Carbonylation of dimethyl ether (DME) to methyl acetate (MA) is one of the key reactions for converting syngas into valuable chemicals and renewable energy sources. The reaction is predominantly catalyzed at Brønsted acid sites (BASs) on the 8-membered ring (8-MR) of zeolite, which stabilizes the transient compound [Z–CH₃–CO]^‡ of the rate-determining step (RDS). Although many studies focus on local descriptors, such as the RDS activation energy and enthalpy or BAS site geometry, these models often fail to fully describe the complex interplay among BAS distribution, pore connectivity, and the three-dimensional frameworks. To develop a more globalized approach for clarifying the structure-reactivity correlation, we synthesized various 8-MR-possessing zeolites, including CHA, FER, LTA, ERI, AEI, and STI with different Si/Al ratios and evaluated their activity normalized per acid site in DME carbonylation reaction. Characterizations of PXRD, SEM(EDS), and BET confirmed successful synthesis of each zeolites, and NH₃-TPD and Pyridine-IR analyses quantified their acid properties. Density functional theory (DFT) calculations show that the activation barrier of the RDS and the stability of the most abundant surface intermediate vary depending on zeolite topology and active site environment. In this work, it was confirmed that "pocket-like" structures connecting two 8-MRs consecutively which make 8-MR channels have the most influential effect on catalytic behavior.

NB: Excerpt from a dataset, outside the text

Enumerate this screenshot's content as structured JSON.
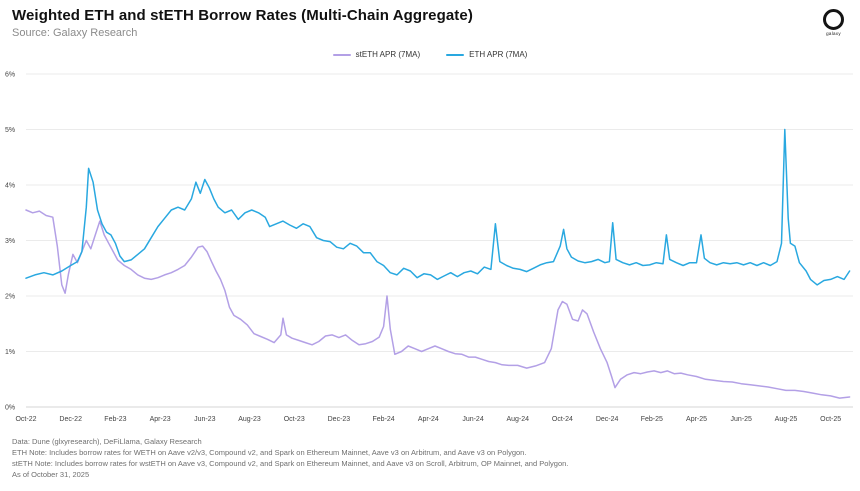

Moreover, an adsorption isovolume-based descriptor, namely D_F, which captures the 3-dimensional distribution of BAS and the accessible reaction space, is introduced based on thorough geometry analyses and correlates specifically with the transition state stabilization in the RDS. It is noteworthy that MOR and FER exhibited the highest turnover frequency, correlated with their unique BAS arrangement and favorable channel geometry for transition state stabilization, as predicted by the isovolume-based descriptor proposed in this work. Consequently, extracting 3-dimensional structural descriptors that correlate with RDS is essential for accurate prediction of structure-reactivity relationships. This contribution provides an effective design principle for untested zeolite topologies and may guide the rational design of advanced catalysts for DME carbonylation and related shape-selective processes.